The Link Between Homelessness and Mental Health

Homelessness is a complex and multifaceted phenomenon that affects millions of people worldwide. It is not only a lack of adequate housing, but also a state of social exclusion, marginalization, and vulnerability. Homelessness can have devastating impacts on mental health, as well as physical health, well-being, and quality of life. Conversely, mental health problems can also contribute to homelessness, creating a vicious cycle that is hard to break.

According to the U.S. Department of Housing and Urban Development (HUD), homelessness is defined as “[lacking] a fixed, regular, and adequate nighttime residence” (Verywell Mind, 2021). This can include sleeping on the streets, in shelters, in cars, or in other places not meant for human habitation. Homelessness can be caused by various factors, such as poverty, unemployment, domestic violence, substance abuse, family rejection, natural disasters, or lack of affordable housing. However, one of the most common and overlooked causes of homelessness is mental illness.

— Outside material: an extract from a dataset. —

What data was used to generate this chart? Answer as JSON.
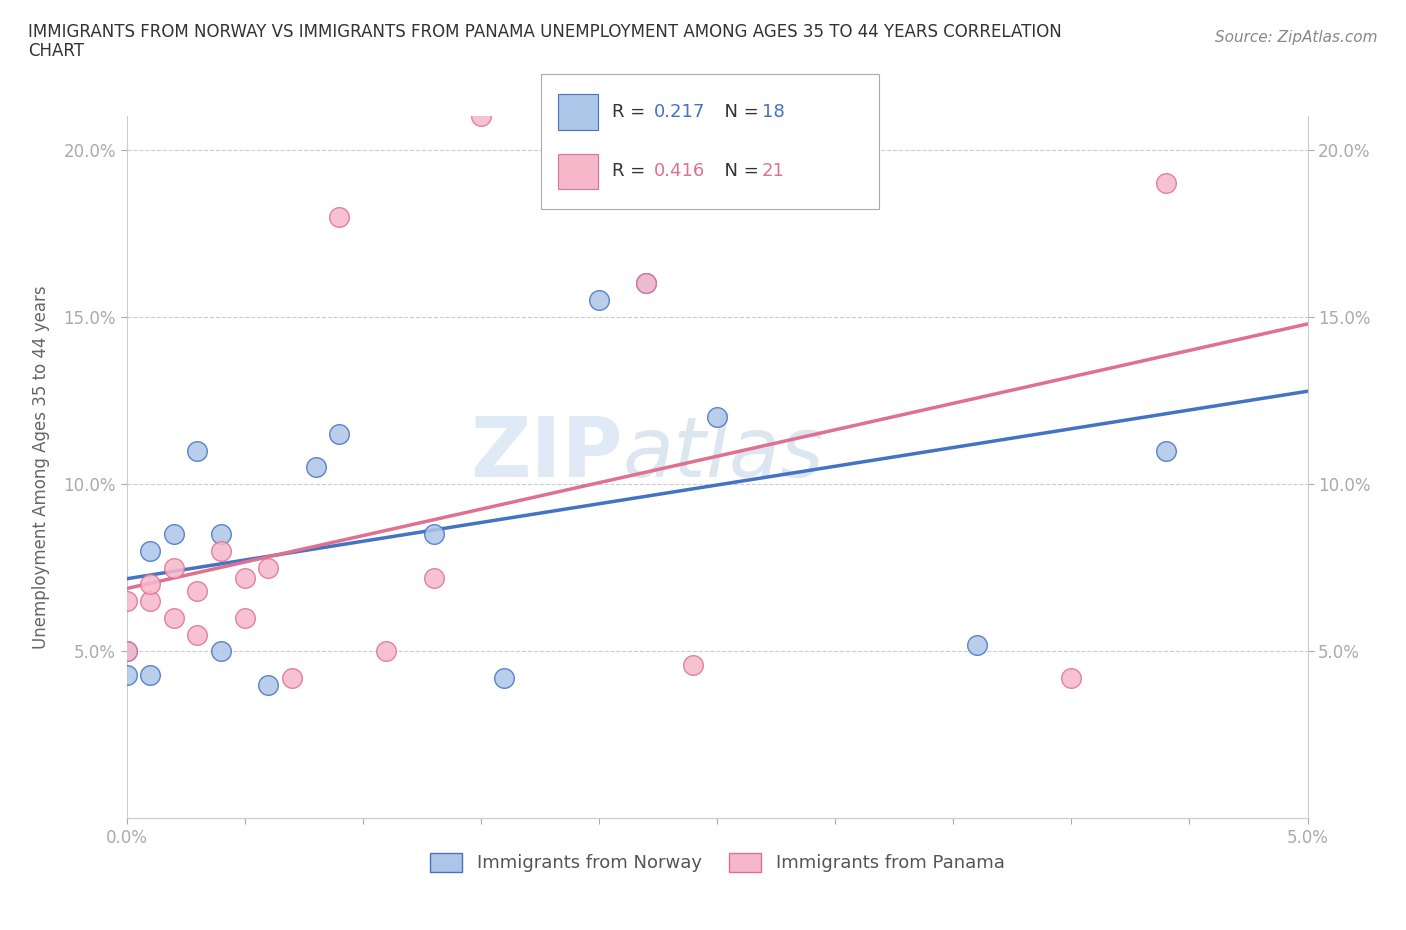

An estimated 20 to 25 percent of the U.S. homeless population suffers from severe mental illness, compared to 6 percent of the general public (Psychology Today, 2021). The most prevalent mental disorders among homeless people are schizophrenia, bipolar disorder, major depression, post-traumatic stress disorder (PTSD), and anxiety disorders. These conditions can impair a person’s ability to function in daily life, maintain employment, and sustain social relationships. Moreover, mental illness can increase the risk of experiencing stigma, discrimination, violence, abuse, and exploitation while living on the streets.

Homelessness can also worsen existing mental health problems or trigger new ones. The stress of experiencing homelessness can cause anxiety, fear, depression, sleeplessness, and substance use (Verywell Mind, 2021). Homeless people often face isolation, loneliness, hopelessness, and low self-esteem. They may also lack access to adequate health care, social support, and treatment services. Furthermore, homelessness can expose people to traumatic events, such as physical assault, sexual assault, robbery, or witnessing death (The Homeless Hub, n.d.). These experiences can lead to PTSD or other forms of psychological distress.

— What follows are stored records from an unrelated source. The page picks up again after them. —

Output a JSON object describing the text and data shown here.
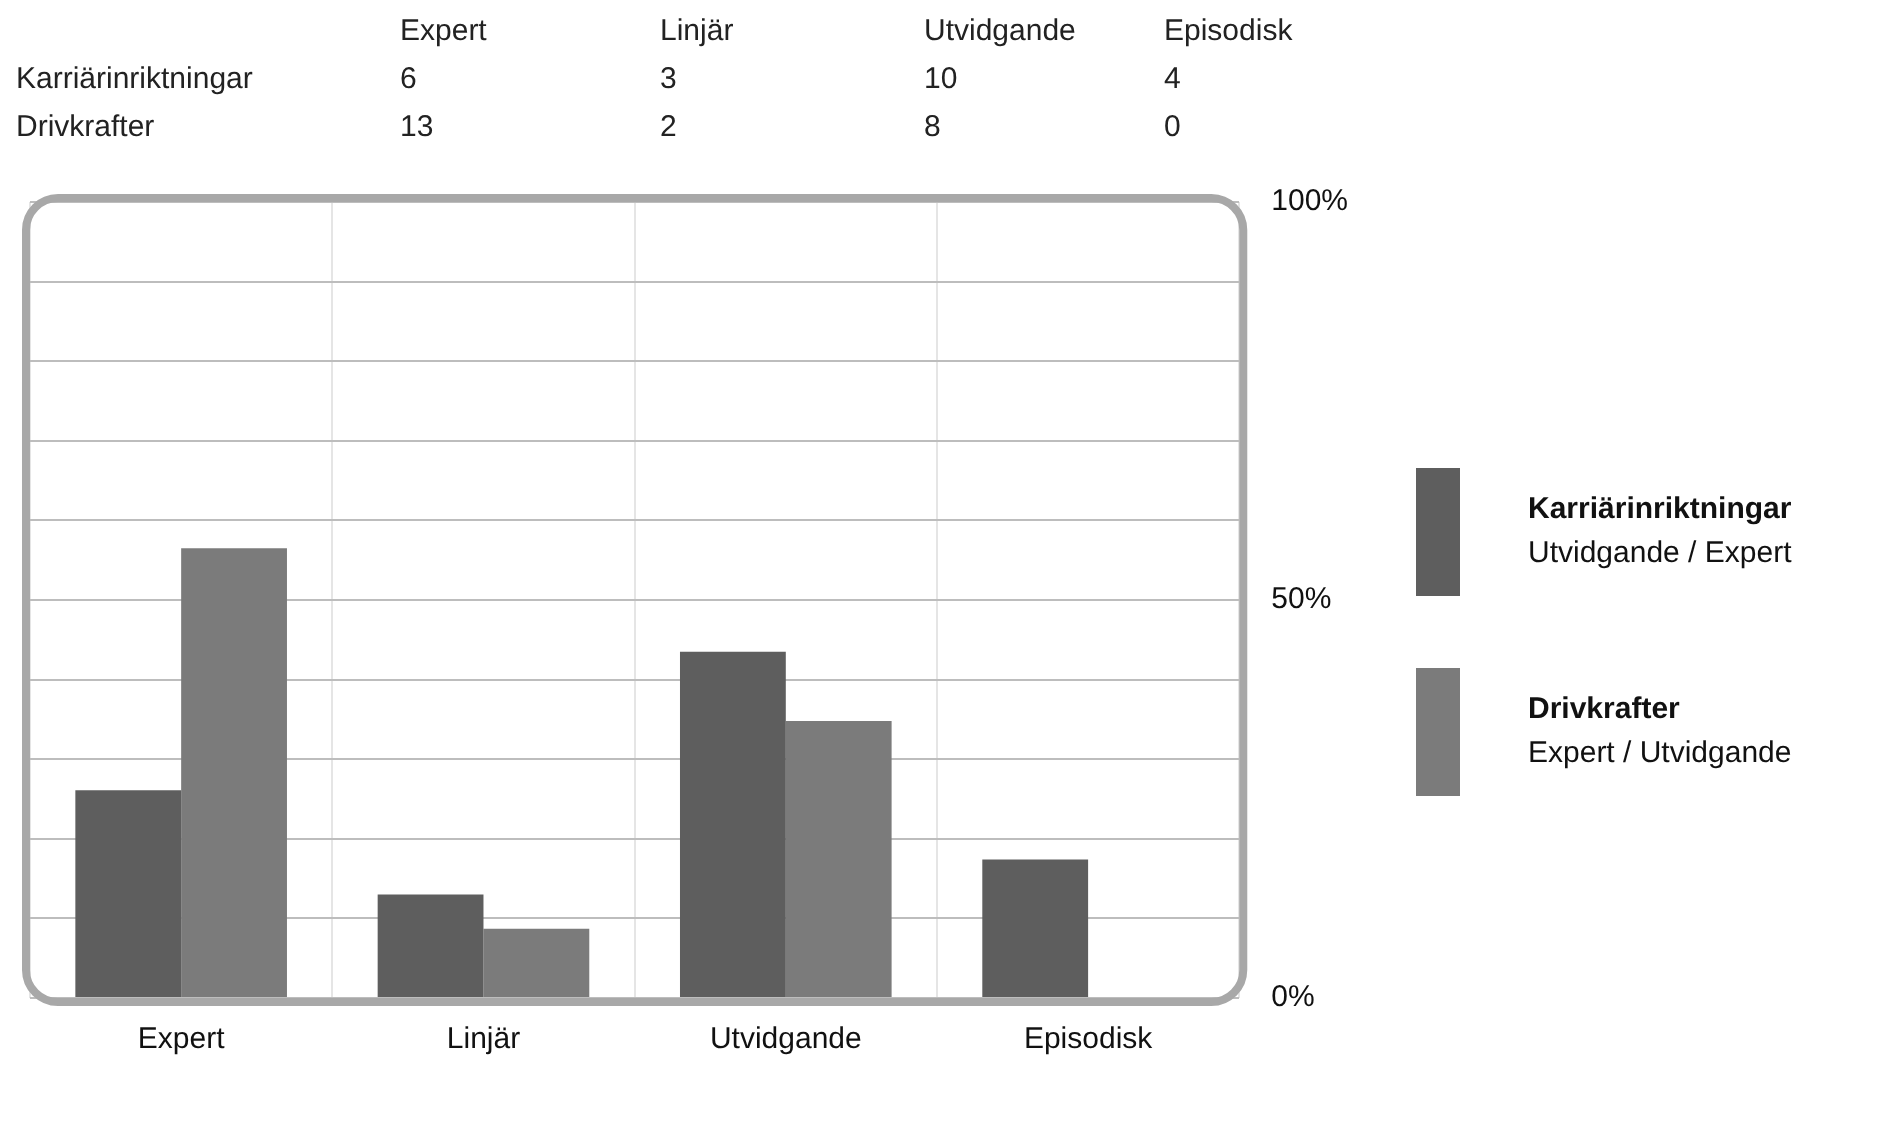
{
  "chart_data": [
    {
      "type": "heatmap",
      "categories": [
        "Expert",
        "Linjär",
        "Utvidgande",
        "Episodisk"
      ],
      "y_categories": [
        "Karriärinriktningar",
        "Drivkrafter"
      ],
      "cells": [
        [
          6,
          3,
          10,
          4
        ],
        [
          13,
          2,
          8,
          0
        ]
      ],
      "data_labels": true
    },
    {
      "type": "bar",
      "categories": [
        "Expert",
        "Linjär",
        "Utvidgande",
        "Episodisk"
      ],
      "series": [
        {
          "name": "Karriärinriktningar",
          "color": "#5e5e5e",
          "values": [
            26.1,
            13.0,
            43.5,
            17.4
          ]
        },
        {
          "name": "Drivkrafter",
          "color": "#7b7b7b",
          "values": [
            56.5,
            8.7,
            34.8,
            0
          ]
        }
      ],
      "ylim": [
        0,
        100
      ],
      "yticks": [
        {
          "value": 0,
          "label": "0%"
        },
        {
          "value": 10,
          "label": null
        },
        {
          "value": 20,
          "label": null
        },
        {
          "value": 30,
          "label": null
        },
        {
          "value": 40,
          "label": null
        },
        {
          "value": 50,
          "label": "50%"
        },
        {
          "value": 60,
          "label": null
        },
        {
          "value": 70,
          "label": null
        },
        {
          "value": 80,
          "label": null
        },
        {
          "value": 90,
          "label": null
        },
        {
          "value": 100,
          "label": "100%"
        }
      ],
      "grid": true,
      "legend": "right",
      "annotations": [
        "Utvidgande / Expert",
        "Expert / Utvidgande"
      ]
    }
  ]
}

Breaking the cycle of homelessness and mental illness requires a comprehensive and holistic approach that addresses both housing and health needs. Research has shown that providing permanent supportive housing (PSH) to homeless people with mental illness can improve their housing stability, mental health outcomes, quality of life, and use of health services (Crisis UK, n.d.). PSH is a model that combines affordable housing with voluntary and flexible support services that are tailored to each individual’s needs and preferences. PSH can help homeless people with mental illness achieve recovery and integration into the community.

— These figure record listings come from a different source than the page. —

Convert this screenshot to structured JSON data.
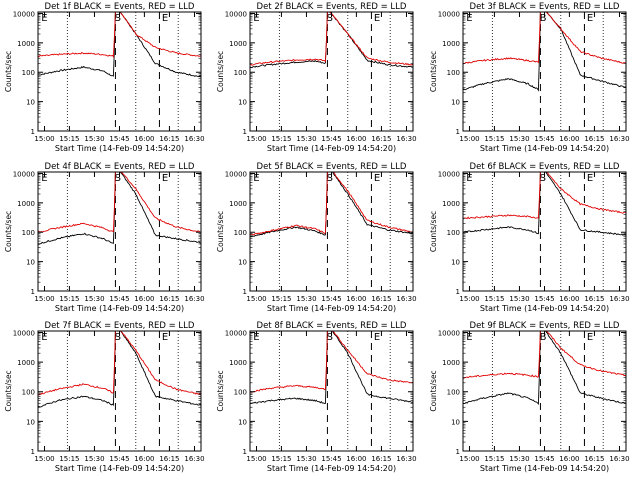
{
  "colors": {
    "events": "#000000",
    "lld": "#e00000",
    "axis": "#000000"
  },
  "chart_data": [
    {
      "type": "line",
      "title": "Det 1f BLACK = Events, RED = LLD",
      "xlabel": "Start Time (14-Feb-09 14:54:20)",
      "ylabel": "Counts/sec",
      "x_ticks": [
        "15:00",
        "15:15",
        "15:30",
        "15:45",
        "16:00",
        "16:15",
        "16:30"
      ],
      "y_ticks": [
        "1",
        "10",
        "100",
        "1000",
        "10000"
      ],
      "ylim": [
        1,
        10000
      ],
      "scale": "log",
      "markers": [
        "E",
        "S",
        "E"
      ],
      "series": [
        {
          "name": "Events",
          "values": [
            80,
            110,
            150,
            110,
            70,
            20000,
            2000,
            200,
            100,
            70
          ]
        },
        {
          "name": "LLD",
          "values": [
            350,
            400,
            450,
            400,
            350,
            20000,
            2000,
            700,
            450,
            350
          ]
        }
      ]
    },
    {
      "type": "line",
      "title": "Det 2f BLACK = Events, RED = LLD",
      "xlabel": "Start Time (14-Feb-09 14:54:20)",
      "ylabel": "Counts/sec",
      "x_ticks": [
        "15:00",
        "15:15",
        "15:30",
        "15:45",
        "16:00",
        "16:15",
        "16:30"
      ],
      "y_ticks": [
        "1",
        "10",
        "100",
        "1000",
        "10000"
      ],
      "ylim": [
        1,
        10000
      ],
      "scale": "log",
      "markers": [
        "E",
        "S",
        "E"
      ],
      "series": [
        {
          "name": "Events",
          "values": [
            150,
            180,
            220,
            240,
            200,
            15000,
            2000,
            250,
            180,
            150
          ]
        },
        {
          "name": "LLD",
          "values": [
            180,
            220,
            260,
            280,
            240,
            15000,
            2000,
            300,
            220,
            180
          ]
        }
      ]
    },
    {
      "type": "line",
      "title": "Det 3f BLACK = Events, RED = LLD",
      "xlabel": "Start Time (14-Feb-09 14:54:20)",
      "ylabel": "Counts/sec",
      "x_ticks": [
        "15:00",
        "15:15",
        "15:30",
        "15:45",
        "16:00",
        "16:15",
        "16:30"
      ],
      "y_ticks": [
        "1",
        "10",
        "100",
        "1000",
        "10000"
      ],
      "ylim": [
        1,
        10000
      ],
      "scale": "log",
      "markers": [
        "E",
        "B",
        "E"
      ],
      "series": [
        {
          "name": "Events",
          "values": [
            25,
            40,
            60,
            40,
            25,
            20000,
            3000,
            80,
            50,
            30
          ]
        },
        {
          "name": "LLD",
          "values": [
            200,
            250,
            300,
            250,
            220,
            20000,
            3000,
            500,
            300,
            200
          ]
        }
      ]
    },
    {
      "type": "line",
      "title": "Det 4f BLACK = Events, RED = LLD",
      "xlabel": "Start Time (14-Feb-09 14:54:20)",
      "ylabel": "Counts/sec",
      "x_ticks": [
        "15:00",
        "15:15",
        "15:30",
        "15:45",
        "16:00",
        "16:15",
        "16:30"
      ],
      "y_ticks": [
        "1",
        "10",
        "100",
        "1000",
        "10000"
      ],
      "ylim": [
        1,
        10000
      ],
      "scale": "log",
      "markers": [
        "E",
        "S",
        "E"
      ],
      "series": [
        {
          "name": "Events",
          "values": [
            40,
            60,
            90,
            60,
            40,
            20000,
            2000,
            80,
            60,
            45
          ]
        },
        {
          "name": "LLD",
          "values": [
            100,
            140,
            200,
            140,
            100,
            20000,
            3000,
            300,
            150,
            100
          ]
        }
      ]
    },
    {
      "type": "line",
      "title": "Det 5f BLACK = Events, RED = LLD",
      "xlabel": "Start Time (14-Feb-09 14:54:20)",
      "ylabel": "Counts/sec",
      "x_ticks": [
        "15:00",
        "15:15",
        "15:30",
        "15:45",
        "16:00",
        "16:15",
        "16:30"
      ],
      "y_ticks": [
        "1",
        "10",
        "100",
        "1000",
        "10000"
      ],
      "ylim": [
        1,
        10000
      ],
      "scale": "log",
      "markers": [
        "E",
        "S",
        "E"
      ],
      "series": [
        {
          "name": "Events",
          "values": [
            70,
            100,
            150,
            110,
            80,
            20000,
            2000,
            180,
            120,
            90
          ]
        },
        {
          "name": "LLD",
          "values": [
            80,
            110,
            170,
            130,
            90,
            20000,
            2500,
            250,
            150,
            100
          ]
        }
      ]
    },
    {
      "type": "line",
      "title": "Det 6f BLACK = Events, RED = LLD",
      "xlabel": "Start Time (14-Feb-09 14:54:20)",
      "ylabel": "Counts/sec",
      "x_ticks": [
        "15:00",
        "15:15",
        "15:30",
        "15:45",
        "16:00",
        "16:15",
        "16:30"
      ],
      "y_ticks": [
        "1",
        "10",
        "100",
        "1000",
        "10000"
      ],
      "ylim": [
        1,
        10000
      ],
      "scale": "log",
      "markers": [
        "E",
        "S",
        "E"
      ],
      "series": [
        {
          "name": "Events",
          "values": [
            100,
            120,
            150,
            120,
            90,
            20000,
            2000,
            120,
            100,
            80
          ]
        },
        {
          "name": "LLD",
          "values": [
            300,
            330,
            380,
            340,
            300,
            20000,
            3000,
            900,
            600,
            450
          ]
        }
      ]
    },
    {
      "type": "line",
      "title": "Det 7f BLACK = Events, RED = LLD",
      "xlabel": "Start Time (14-Feb-09 14:54:20)",
      "ylabel": "Counts/sec",
      "x_ticks": [
        "15:00",
        "15:15",
        "15:30",
        "15:45",
        "16:00",
        "16:15",
        "16:30"
      ],
      "y_ticks": [
        "1",
        "10",
        "100",
        "1000",
        "10000"
      ],
      "ylim": [
        1,
        10000
      ],
      "scale": "log",
      "markers": [
        "E",
        "S",
        "E"
      ],
      "series": [
        {
          "name": "Events",
          "values": [
            30,
            50,
            70,
            50,
            35,
            20000,
            2000,
            70,
            50,
            35
          ]
        },
        {
          "name": "LLD",
          "values": [
            80,
            120,
            180,
            130,
            90,
            20000,
            2500,
            250,
            120,
            80
          ]
        }
      ]
    },
    {
      "type": "line",
      "title": "Det 8f BLACK = Events, RED = LLD",
      "xlabel": "Start Time (14-Feb-09 14:54:20)",
      "ylabel": "Counts/sec",
      "x_ticks": [
        "15:00",
        "15:15",
        "15:30",
        "15:45",
        "16:00",
        "16:15",
        "16:30"
      ],
      "y_ticks": [
        "1",
        "10",
        "100",
        "1000",
        "10000"
      ],
      "ylim": [
        1,
        10000
      ],
      "scale": "log",
      "markers": [
        "E",
        "S",
        "E"
      ],
      "series": [
        {
          "name": "Events",
          "values": [
            40,
            50,
            60,
            50,
            40,
            20000,
            2000,
            80,
            60,
            45
          ]
        },
        {
          "name": "LLD",
          "values": [
            100,
            130,
            160,
            140,
            120,
            20000,
            2500,
            400,
            250,
            200
          ]
        }
      ]
    },
    {
      "type": "line",
      "title": "Det 9f BLACK = Events, RED = LLD",
      "xlabel": "Start Time (14-Feb-09 14:54:20)",
      "ylabel": "Counts/sec",
      "x_ticks": [
        "15:00",
        "15:15",
        "15:30",
        "15:45",
        "16:00",
        "16:15",
        "16:30"
      ],
      "y_ticks": [
        "1",
        "10",
        "100",
        "1000",
        "10000"
      ],
      "ylim": [
        1,
        10000
      ],
      "scale": "log",
      "markers": [
        "E",
        "B",
        "E"
      ],
      "series": [
        {
          "name": "Events",
          "values": [
            40,
            60,
            90,
            60,
            40,
            20000,
            2000,
            90,
            60,
            40
          ]
        },
        {
          "name": "LLD",
          "values": [
            300,
            350,
            420,
            360,
            320,
            20000,
            3000,
            800,
            500,
            350
          ]
        }
      ]
    }
  ]
}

Homelessness and mental illness are interrelated and mutually reinforcing issues that affect millions of people around the world. They are also human rights issues that demand urgent attention and action from governments, policymakers, service providers, and society at large. By providing adequate housing and mental health care to homeless people with mental illness, we can not only improve their lives but also reduce the social and economic costs of homelessness.


Crisis UK (n.d.) Homelessness and mental health. Available at: (Accessed: 29 October 2023).

Psychology Today (2021) The Complex Link Between Homelessness and Mental Health. Available at: (Accessed: 29 October 2023).

The Homeless Hub (n.d.) Mental Health. Available at: (Accessed: 29 October 2023).

Verywell Mind (2021) How Homelessness Impacts Mental Health. Available at: (Accessed: 29 October 2023).